In den arabischen biographischen Einträgen über al-Qābisī wird vor allem seine große Frömmigkeit betont. Auch wurden Geschichten darüber erzählt, dass seine Bittgebete auf wunderbare Weise erhört wurden und ihn al-Chidr in Gestalt eines hochwüchsigen Mannes aufgesucht habe.[3]

Al-Qābisī starb am 2. Rabīʿ ath-thānī 403 (= 21. Oktober 1012) in Kairouan und wurde auf dem Friedhof am Tunis-Tor begraben. Sein Grab wurde von der Nachwelt stark verehrt und gerne für Bittgebete aufgesucht. Auch gab es die Vorstellung, dass derjenige, der in seiner Nähe begraben wurde, keine Befragung durch Munkar und Nakīr erdulden muss. Deswegen war der Platz um sein Grab ein sehr beliebter Begräbnisort.[4]

Werke

Von seinen zahlreichen Werken haben sich nur drei erhalten:

  • al-Mulaḫḫaṣ li-mā fī l-Muwaṭṭaʾ min al-ḥadīṯ al-musnad ("Die Zusammenfassung der mit vollständigen Isnaden erhaltenen Hadithe im Muwaṭṭaʾ von Mālik ibn Anas") Bearbeitung des Hauptwerks von Mālik ibn Anas,[5] in dem 520 Hadithe zusammengestellt sind, die Mālik mit einem vollständigen Isnad (muttaṣal) auf den Propheten zurückführte.
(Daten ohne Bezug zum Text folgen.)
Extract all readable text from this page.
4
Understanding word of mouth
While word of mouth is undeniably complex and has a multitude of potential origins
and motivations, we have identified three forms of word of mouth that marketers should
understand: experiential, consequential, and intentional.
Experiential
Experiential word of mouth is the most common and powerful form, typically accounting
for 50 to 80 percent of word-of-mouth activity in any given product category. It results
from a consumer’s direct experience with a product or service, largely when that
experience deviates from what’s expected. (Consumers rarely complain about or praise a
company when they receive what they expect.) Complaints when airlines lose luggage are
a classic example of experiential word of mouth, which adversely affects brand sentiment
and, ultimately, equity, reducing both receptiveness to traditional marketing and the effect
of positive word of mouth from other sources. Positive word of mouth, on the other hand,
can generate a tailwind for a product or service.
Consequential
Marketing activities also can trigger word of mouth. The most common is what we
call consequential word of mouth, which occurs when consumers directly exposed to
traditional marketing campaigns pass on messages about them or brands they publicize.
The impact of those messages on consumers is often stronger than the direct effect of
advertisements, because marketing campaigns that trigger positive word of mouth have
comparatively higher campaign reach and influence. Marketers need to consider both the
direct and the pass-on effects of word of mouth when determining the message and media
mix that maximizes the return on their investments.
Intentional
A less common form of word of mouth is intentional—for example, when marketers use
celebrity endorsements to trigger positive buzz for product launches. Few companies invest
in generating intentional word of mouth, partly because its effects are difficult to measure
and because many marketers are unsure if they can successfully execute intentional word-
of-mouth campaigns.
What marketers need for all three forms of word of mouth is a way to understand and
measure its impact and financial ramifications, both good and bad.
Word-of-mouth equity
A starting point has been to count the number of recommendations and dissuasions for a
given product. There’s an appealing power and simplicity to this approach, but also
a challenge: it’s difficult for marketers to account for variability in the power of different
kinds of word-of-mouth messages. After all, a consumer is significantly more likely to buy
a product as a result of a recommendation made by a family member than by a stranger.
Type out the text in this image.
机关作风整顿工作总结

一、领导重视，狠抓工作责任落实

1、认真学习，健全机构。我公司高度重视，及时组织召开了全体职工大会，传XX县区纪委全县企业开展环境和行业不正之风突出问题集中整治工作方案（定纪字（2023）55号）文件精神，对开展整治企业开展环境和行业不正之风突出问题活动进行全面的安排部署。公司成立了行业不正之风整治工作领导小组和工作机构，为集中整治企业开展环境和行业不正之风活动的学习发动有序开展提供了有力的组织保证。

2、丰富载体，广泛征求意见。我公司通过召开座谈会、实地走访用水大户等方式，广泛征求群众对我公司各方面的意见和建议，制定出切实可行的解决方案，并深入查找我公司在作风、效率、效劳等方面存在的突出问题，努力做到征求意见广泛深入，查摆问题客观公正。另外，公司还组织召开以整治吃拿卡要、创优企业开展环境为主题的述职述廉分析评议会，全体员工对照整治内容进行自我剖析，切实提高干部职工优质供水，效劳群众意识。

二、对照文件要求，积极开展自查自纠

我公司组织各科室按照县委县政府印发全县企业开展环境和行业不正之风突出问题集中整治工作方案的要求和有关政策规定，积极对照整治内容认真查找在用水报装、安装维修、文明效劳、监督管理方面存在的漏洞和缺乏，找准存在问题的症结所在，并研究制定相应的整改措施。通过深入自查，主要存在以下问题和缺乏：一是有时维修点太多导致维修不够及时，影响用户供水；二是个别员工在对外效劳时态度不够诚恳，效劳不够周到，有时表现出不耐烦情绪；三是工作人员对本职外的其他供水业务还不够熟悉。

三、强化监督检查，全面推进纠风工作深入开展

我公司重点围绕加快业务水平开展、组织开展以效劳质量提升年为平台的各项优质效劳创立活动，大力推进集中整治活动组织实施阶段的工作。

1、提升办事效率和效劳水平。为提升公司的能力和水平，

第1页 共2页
Das Werk, das eine lange Vorrede hat, in der die Grundlagen der Hadith-Wissenschaft behandelt werden, wurde insbesondere in al-Andalus sehr geschätzt und mehrfach kommentiert.[6]
  • Ar-Risāla al-mufaṣṣala li-aḥwāl al-mutaʿallimīn wa-aḥkām al-muʿallimīn wa-l-mutaʿallimīn, Traktat über die Verhaltensregeln der Lehrenden und Lernenden. Das Werk, in dem sich al-Qābisī sehr stark an das Buch Ādāb al-muʿallimīn (Die guten Sitten der Lehrenden) von Muhammad Ibn Sahnūn angelehnt hat, ist in drei Teile gegliedert. Im ersten Teil werden nach Abhandlung der Begriffe "Islam", "Glaube" (īmān), "gutes Handeln" (iḥsān) und Aufrichtigkeit (istiqāma) die Vorzüge des Korans und Koran-Unterrichts behandelt. Im zweiten Teil geht es um die Entlohnung des Lehrenden, die Unterrichtsthemen und Lehrmethoden, die Notwendigkeit der Erholung in der ersten Phase der Schulausbildung. Im dritten Teil werden Lösungen für verschiedene Probleme genannt, die bei der Ausbildung und Erziehung auftreten können. Bei den einzelnen Fragen werden die jeweiligen Normen mit Koran, Sunna, Konsens der Leute von Medina und manchmal auch mit Analogieschluss begründet.[7] Das Werk wurde 1955 von Aḥmad Fuʾād al-Ahwānī unter dem Titel at-Tarbiya fī l-Islām ("Erziehung im Islam") ediert und später ins Französische[8] und ausschnittsweise auch ins Englische[9] übersetzt.
  • Al-Mumahhad fī l-fiqh, unvollendet gebliebenes Kompendium zum islamischen Recht.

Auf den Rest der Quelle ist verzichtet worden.